香具師」はもともと、香具(香道に使う品物)を作ったり売ったりする人のことを指したが、天下泰平の世になって食うに困った浪人たちが荒稼ぎをするため、香具師になりすまし、ニセものの香具を売ったりした。それを江戸の人は野士と呼び、いつしか香具師になった。「路上で手品や居合抜きなどを見せた後、歯磨きの薬類を売りつけた人」(新明解国語辞典)で、現在は的屋という言い方もある。  

 そして「モモンガー」である。ムササビに似た夜行性のリス科の哺乳類で、飛膜を使って、木から木へと滑空する。着物を頭からかぶりひじを張ってモモンガの真似をし、子どもをおどかす奴をモモンガーと呼んだ。

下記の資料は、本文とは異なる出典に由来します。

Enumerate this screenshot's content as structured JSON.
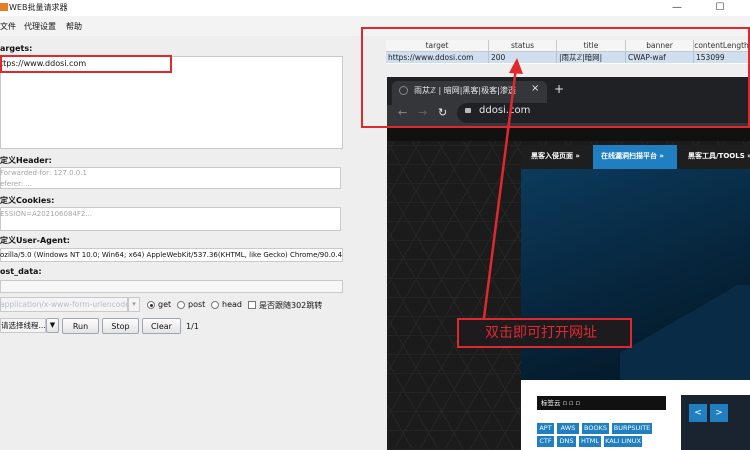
{
  "window": {
    "title": "WEB批量请求器",
    "minimize": "—",
    "maximize": "☐"
  },
  "menu": [
    "文件",
    "代理设置",
    "帮助"
  ],
  "form": {
    "targets_label": "argets:",
    "targets_value": "ttps://www.ddosi.com",
    "header_label": "定义Header:",
    "header_ph1": "Forwarded-for: 127.0.0.1",
    "header_ph2": "eferer: ...",
    "cookies_label": "定义Cookies:",
    "cookies_ph": "ESSION=A202106084F2...",
    "ua_label": "定义User-Agent:",
    "ua_value": "ozilla/5.0 (Windows NT 10.0; Win64; x64) AppleWebKit/537.36(KHTML, like Gecko) Chrome/90.0.44",
    "post_label": "ost_data:",
    "content_type": "application/x-www-form-urlencoded",
    "method_get": "get",
    "method_post": "post",
    "method_head": "head",
    "follow_302": "是否跟随302跳转",
    "thread_select": "请选择线程...",
    "run": "Run",
    "stop": "Stop",
    "clear": "Clear",
    "progress": "1/1"
  },
  "table": {
    "columns": [
      "target",
      "status",
      "title",
      "banner",
      "contentLength"
    ],
    "rows": [
      [
        "https://www.ddosi.com",
        "200",
        "|雨苁ℤ|暗网|",
        "CWAP-waf",
        "153099"
      ]
    ]
  },
  "browser": {
    "tab_title": "雨苁ℤ | 暗网|黑客|极客|渗透",
    "tab_close": "×",
    "new_tab": "+",
    "url": "ddosi.com",
    "nav": [
      "黑客入侵页面 »",
      "在线漏洞扫描平台 »",
      "黑客工具/TOOLS »"
    ],
    "tags_title": "标签云 ▫ ▫ ▫",
    "tags": [
      "APT",
      "AWS",
      "BOOKS",
      "BURPSUITE",
      "CTF",
      "DNS",
      "HTML",
      "KALI LINUX"
    ]
  },
  "annotation": {
    "callout": "双击即可打开网址"
  },
  "colors": {
    "highlight": "#e0282f",
    "selected_row": "#cfdff0",
    "nav_active": "#1f7fc0"
  }
}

一種の得体の知れない化け物を指すようだ。

「岡っ引き」は目明しのことで、お上のご威光を笠に着て威張ったり、裏金をせびったり、銭形平次や半七老人など一部を除けばろくな奴がいなかった。庶民には疫病神みたいな存在だった。「犯罪人を釈放して目明しとした場合が多く、彼らの不法行為に庶民は大いに苦しめられた」(百科事典・マイぺディア)という。  

 最後の「犬」は、本来は最古の家畜で人の役に立つが、なぜか犬がつく言葉は猫同様ほめられるものがない。「恥知らず、軽蔑すべき」もの(明鏡国語辞典)であり、イヌは警官の隠語でスパイもそう呼ばれる。犬侍、犬死、犬の遠吠え、飼い犬に手をかまれる、夫婦喧嘩は犬も食わぬ、などである。  

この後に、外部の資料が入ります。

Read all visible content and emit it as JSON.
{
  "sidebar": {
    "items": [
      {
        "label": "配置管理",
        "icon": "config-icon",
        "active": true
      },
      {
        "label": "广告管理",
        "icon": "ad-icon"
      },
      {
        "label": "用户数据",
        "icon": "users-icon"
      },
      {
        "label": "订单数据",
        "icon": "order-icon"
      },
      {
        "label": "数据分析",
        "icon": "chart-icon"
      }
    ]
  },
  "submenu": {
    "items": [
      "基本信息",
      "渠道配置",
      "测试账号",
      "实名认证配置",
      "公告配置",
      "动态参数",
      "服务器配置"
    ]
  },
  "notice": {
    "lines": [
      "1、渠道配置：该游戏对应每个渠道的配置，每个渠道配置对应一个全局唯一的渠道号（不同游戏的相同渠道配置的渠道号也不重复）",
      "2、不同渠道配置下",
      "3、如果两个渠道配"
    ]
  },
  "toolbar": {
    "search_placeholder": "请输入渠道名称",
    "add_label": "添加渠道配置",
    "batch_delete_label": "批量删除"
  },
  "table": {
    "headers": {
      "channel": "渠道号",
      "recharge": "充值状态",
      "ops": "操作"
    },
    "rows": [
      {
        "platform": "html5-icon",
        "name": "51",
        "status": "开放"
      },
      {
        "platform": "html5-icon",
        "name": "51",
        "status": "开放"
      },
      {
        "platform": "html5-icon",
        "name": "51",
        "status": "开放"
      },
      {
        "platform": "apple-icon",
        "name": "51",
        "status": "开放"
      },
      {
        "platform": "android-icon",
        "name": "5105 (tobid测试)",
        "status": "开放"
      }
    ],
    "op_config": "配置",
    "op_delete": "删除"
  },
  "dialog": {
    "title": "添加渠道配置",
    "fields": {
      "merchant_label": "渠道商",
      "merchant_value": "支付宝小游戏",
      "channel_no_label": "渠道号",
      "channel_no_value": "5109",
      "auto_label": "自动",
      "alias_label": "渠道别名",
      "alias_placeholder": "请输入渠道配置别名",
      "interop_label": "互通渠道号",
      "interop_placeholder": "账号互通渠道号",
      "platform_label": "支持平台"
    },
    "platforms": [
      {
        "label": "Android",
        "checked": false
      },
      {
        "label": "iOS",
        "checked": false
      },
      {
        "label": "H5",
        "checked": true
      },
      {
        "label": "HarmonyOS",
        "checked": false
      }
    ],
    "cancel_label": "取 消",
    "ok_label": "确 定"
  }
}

 21世紀の現在、政界も官界も経済界も、さらに教育界、スポーツ界までもと、広範にわたって日本社会にはこの言葉に当てはまる輩が横行している。濁世なのである。どさくさ(急の出来事や緊急の用事などのために、ふだんの秩序が失われていること=新明解国語辞典=を指すが、火事場泥棒も同じ意味だ。日葡辞書=日本語をポルトガル語に解説した辞典=には、ドサクサスルという言葉がある=広辞苑)に紛れて悪巧みをする人間も目にする。

 そこで坊ちゃんのたんかを口にしてみると、威勢がよくて少し気持ちが晴れた。漱石先生に感謝である。  ちなみに、このたんかを現代風にすると「横文字かぶれの、振り込め詐欺師の、記憶なくしエリート野郎の、ハッタリ屋の、ITオタクの、鵺(ぬえ)同様の、官邸付き役人たちの、忖度ばかりの腰抜け同然な奴」とでも言おうか。